Gist of the Plot. Finn offers a precis: “Rossum’s Universal Robots is a family business built on a secret formula for creating synthetic workers. The orders keep flooding in: robots to replace human workers, robots to fight wars, robots to replace the humans killed in the wars. Meanwhile, human fertility plunges to zero. Predictably, the robots throw off their chains and erase humanity from the Earth. The play ends as strangely as it begins, with two robots departing like Adam and Eve, offering up the promise of new life from the ashes of humanity’s destructive ambition.”
“The blithe executives of R.U.R.,” Finn recounts, “sound exactly like tech evangelists today, predicting the end of work and an age of abundance. The humans acquit themselves poorly, of course, blinded by greed and badly constructed moral frameworks.”

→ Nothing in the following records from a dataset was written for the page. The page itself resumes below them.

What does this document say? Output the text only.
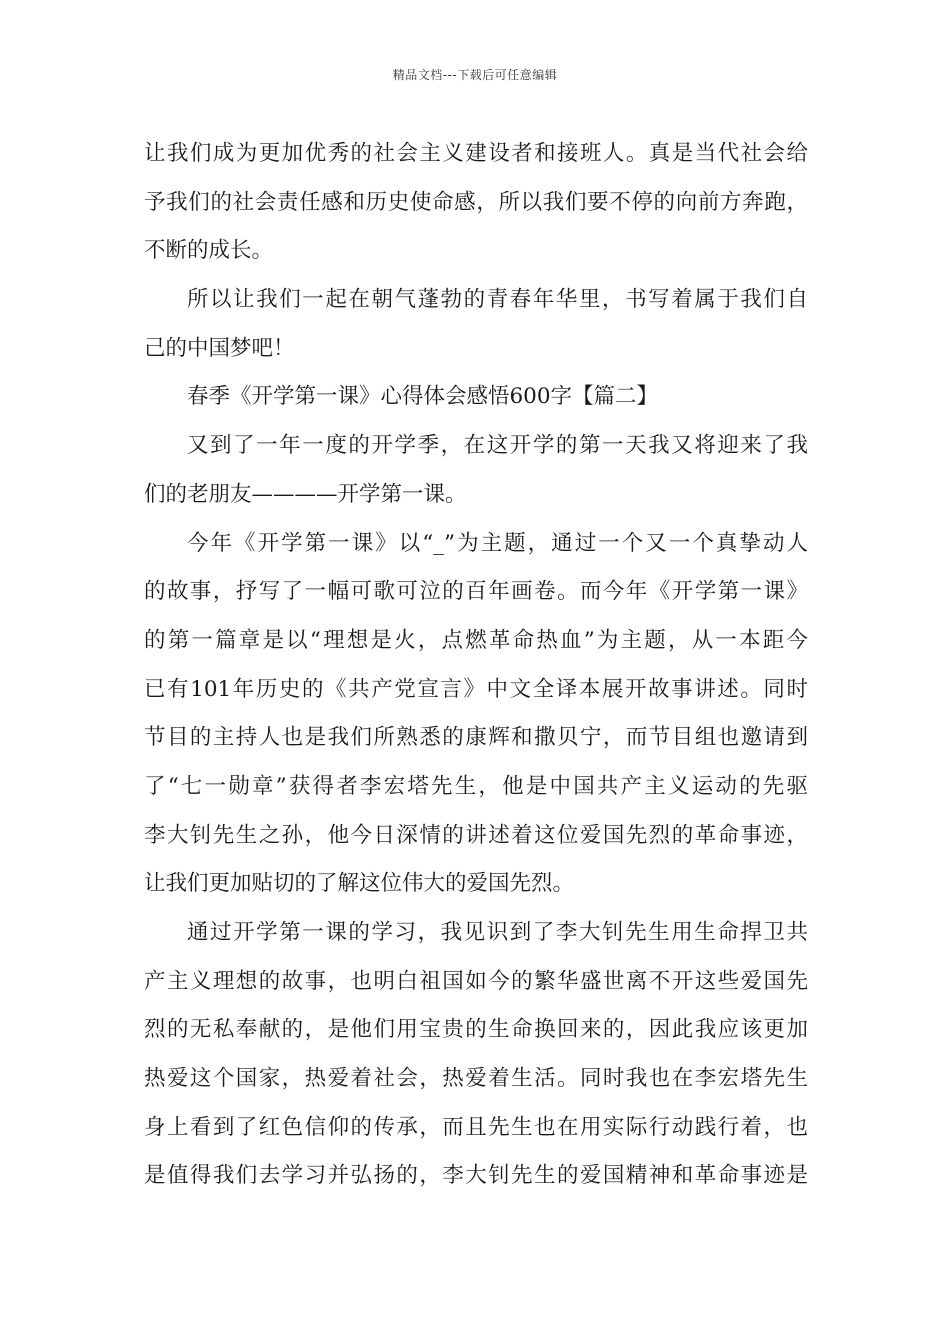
精品文档---下载后可任意编辑
让我们成为更加优秀的社会主义建设者和接班人。真是当代社会给
予我们的社会责任感和历史使命感，所以我们要不停的向前方奔跑，
不断的成长。
所以让我们一起在朝气蓬勃的青春年华里，书写着属于我们自
己的中国梦吧！
春季《开学第一课》心得体会感悟600字【篇二】
又到了一年一度的开学季，在这开学的第一天我又将迎来了我
们的老朋友————开学第一课。
今年《开学第一课》以“_”为主题，通过一个又一个真挚动人
的故事，抒写了一幅可歌可泣的百年画卷。而今年《开学第一课》
的第一篇章是以“理想是火，点燃革命热血”为主题，从一本距今
已有101年历史的《共产党宣言》中文全译本展开故事讲述。同时
节目的主持人也是我们所熟悉的康辉和撒贝宁，而节目组也邀请到
了“七一勋章”获得者李宏塔先生，他是中国共产主义运动的先驱
李大钊先生之孙，他今日深情的讲述着这位爱国先烈的革命事迹，
让我们更加贴切的了解这位伟大的爱国先烈。
通过开学第一课的学习，我见识到了李大钊先生用生命捍卫共
产主义理想的故事，也明白祖国如今的繁华盛世离不开这些爱国先
烈的无私奉献的，是他们用宝贵的生命换回来的，因此我应该更加
热爱这个国家，热爱着社会，热爱着生活。同时我也在李宏塔先生
身上看到了红色信仰的传承，而且先生也在用实际行动践行着，也
是值得我们去学习并弘扬的，李大钊先生的爱国精神和革命事迹是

Ultimately. Finn writes, “Čapek’s masterpiece reminds us first that just because we can does not mean we should. But he also tells us what we must do: care for our creations and for one another and take responsibility for the full consequences of our technological dreams.”
Heady thoughts, these, and most appropriate for our times. ds
© Dennis Simanaitis, SimanaitisSays.com, 2024
Some 70 or so years later I remain amazed my fifth grade teacher was prescient, well read and knowledgeable enough to read RUR to us and have us discuss it at Longden Avenue Elementary School in Temple City, CA. Wherever you are, Miss Frank, bless you and your memory.